The 'Military Museum of the People Liberation Army' in central Beijing has a Ryan Firebee recce drone. It is displayed next to a Nationalist China operated U-2. Both are claimed to have been shot down.
Only a few photos have surfaced so far. Mark Haswell photographed the U-2 wreck, and parts of the Firebee could be seen in the background. These parts are shown here. Limited information can be gained from the partial views. The wings appear to be tapered, which excludes the many versions with constant-chord wings.
Norman Graf visited the museum in 2007, and kindly provided the photos he made of the Firebee on display. The airframe is quite deformed, with the engine nacelle completely missing. Because the small wing fences are absent, it could be that the wing is positioned upside-down. Interestingly the yellowish parachte riser can be seen still attached to the forward end of the spine. The Firebee is clearly painted black, but appears to covered with a thick layer of dust on the top surfaces. Chinese student Qiushi Zhu kindly translated the sign.

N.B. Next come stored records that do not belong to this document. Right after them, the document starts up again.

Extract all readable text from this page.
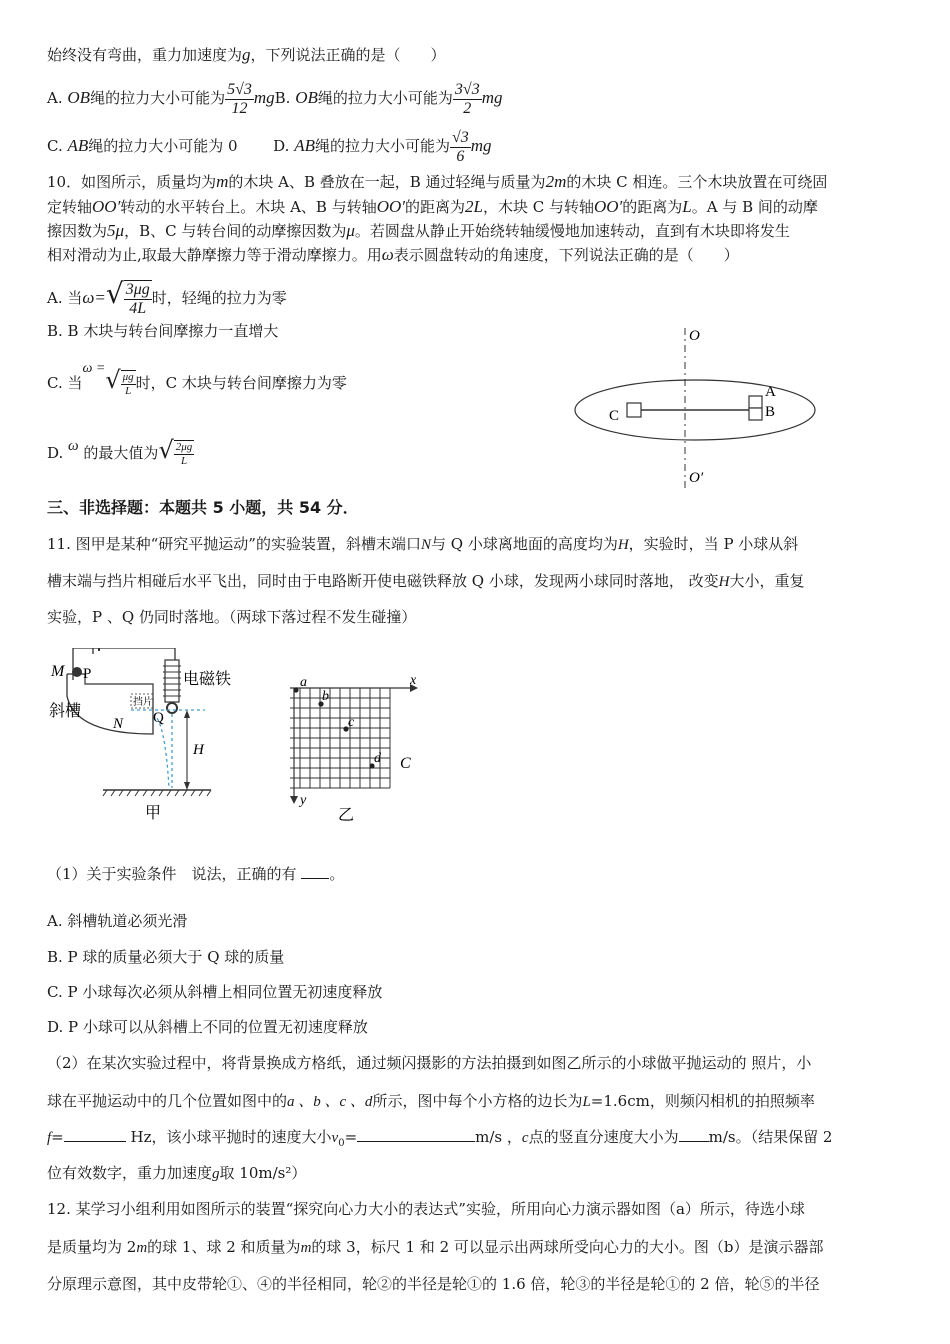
始终没有弯曲，重力加速度为g，下列说法正确的是（　　）
A. OB绳的拉力大小可能为 $\frac{5√3}{12}$ mgB. OB绳的拉力大小可能为 $\frac{3√3}{2}$ mg
C. AB绳的拉力大小可能为 0 D. AB绳的拉力大小可能为 $\frac{√3}{6}$ mg
10．如图所示，质量均为m的木块 A、B 叠放在一起，B 通过轻绳与质量为2m的木块 C 相连。三个木块放置在可绕固
定转轴OO′转动的水平转台上。木块 A、B 与转轴OO′的距离为2L，木块 C 与转轴OO′的距离为L。A 与 B 间的动摩
擦因数为5μ，B、C 与转台间的动摩擦因数为μ。若圆盘从静止开始绕转轴缓慢地加速转动，直到有木块即将发生
相对滑动为止,取最大静摩擦力等于滑动摩擦力。用ω表示圆盘转动的角速度，下列说法正确的是（　　）
A. 当$\omega=√ \frac{3\mu g}{4L}$ 时，轻绳的拉力为零
B. B 木块与转台间摩擦力一直增大
C. 当ω =√ $\frac{\mu g}{L}$ 时，C 木块与转台间摩擦力为零
D. ω 的最大值为√ $\frac{2\mu g}{L}$
O
O′
A
B
C
三、非选择题：本题共 5 小题，共 54 分．
11. 图甲是某种“研究平抛运动”的实验装置，斜槽末端口N与 Q 小球离地面的高度均为H，实验时，当 P 小球从斜
槽末端与挡片相碰后水平飞出，同时由于电路断开使电磁铁释放 Q 小球，发现两小球同时落地， 改变H大小，重复
实验，P 、Q 仍同时落地。（两球下落过程不发生碰撞）
M P	电磁铁
斜槽	挡片
N Q
H
甲
a
b
c
d
x
y
C
乙
（1）关于实验条件　说法，正确的有 。
A. 斜槽轨道必须光滑
B. P 球的质量必须大于 Q 球的质量
C. P 小球每次必须从斜槽上相同位置无初速度释放
D. P 小球可以从斜槽上不同的位置无初速度释放
（2）在某次实验过程中，将背景换成方格纸，通过频闪摄影的方法拍摄到如图乙所示的小球做平抛运动的 照片，小
球在平抛运动中的几个位置如图中的a 、b 、c 、d所示，图中每个小方格的边长为L=1.6cm，则频闪相机的拍照频率
f=	Hz，该小球平抛时的速度大小$v_0=$	m/s ，c点的竖直分速度大小为 m/s。（结果保留 2
位有效数字，重力加速度g取 10m/s²）
12. 某学习小组利用如图所示的装置“探究向心力大小的表达式”实验，所用向心力演示器如图（a）所示，待选小球
是质量均为 2m的球 1、球 2 和质量为m的球 3，标尺 1 和 2 可以显示出两球所受向心力的大小。图（b）是演示器部
分原理示意图，其中皮带轮①、④的半径相同，轮②的半径是轮①的 1.6 倍，轮③的半径是轮①的 2 倍，轮⑤的半径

The aircraft is made in 1962 by Ryan company, USA, which is based on and derived from the old BQM-34A 'Firebee'. The volume of the aircraft is quite small, but able to fly at high altitude. The radar reflection of the aircraft is very weak, which means it is relatively hard to be detected by radar. The survival rate over missions is quite high due to the fact that the aircraft is very difficult to get attacked. The body of the aircraft is painted in black and the camera is located at the nose. Since the aircraft can be reused multiple times, the cost is relatively cheaper. In general, the aircraft is very efficient economically.
From August 1964 to the end of 1969, there are 17 unmanned surveillance aircrafts from USA shot down by PLA (Chinese Army) when they invade the Chinese air-zone. The exhibition here is the third one shot down during that period.
The properties of the aircraft
Haydn Neal visited the museum in 2010, and kindly provided the photo below. A notable change in the display is that the vertical tail is now absent. The first detail view shows the nose section. On later models this was made of glass fiber, but here the edges don't show typical sharp and ragged edges and delaminations of fractured composites. The fractured wing skin looks fairly thick and parts overlap in a strange way. The rear fuselage part show the fuel tank plug on the right, a badly twisted avionics bay in the middle (suggesting a big impact load on one of the tailplanes), followed by the main parachute cone (which evidently was never deployed) and the parachute riser fairing with the riser partially inside.
Airliners.net has more photos of the U-2 in which the Firebee is partially visible, see the photos by Ed Groenendijk, Yu Ming, and Li Jing.
'Lightning Bugs and other reconnaissance drones', pages 74 to 79 plus 98 and 116 tell us more about the Chinese missions and the Firebees shot down.
On page 98 it is stated that the operational flights started on 20 August 1964. The caption of the photo shown on page 78 claims to show the first 147B to be shot down over China. The date was 15 November 1964, and it was put on display 2 April 1965 in Beijing. On page 74 more details are reported: it was 147B #19 (B-19), and it was attacked by 16 to 20 fighters, possibly even a planned effort to get it shot down in order to obtain electronic intelligence.
The photo shown on page 79 has an amazingly detailed caption (good intelligence!). The 147B in the foreground is said to have been shot down on 3 April 1965, the one in the middle on 31 March 1965, and the one in the back on 2 January 1965. The photo caption on page 116 identifies the front one as B-23 'Crazy Legs', and the text on page 78 reveals that the middle one was B-20 and the one in the back B-21.
If the museum's sign is correct that it was the third 147B shot down, and if 'Lightning Bugs and other reconnaissance drones' lists all initial losses correctly , then the middle Firebee should be the one on display in Beijing, and its identity is B-20. Indeed the main parachute tailcone is present and the damage on the right wing looks similar to the damage seem on the museum aircraft.
The damage to the vertical tail (broken of at the root but with an undamaged fin tip) and the twisted rear fuselage gives some clues to the crash. Likely it was in an upright spin, and the inertia of the vertical tail resulting in the damage of the rear fuselage. In an inverted spin the vertical tail tip would have been damaged, so that scenario is unlikely. A spin, with it's relatively low vertical speed, would also explain how this Firebee survived the impact relatively well without a parachute.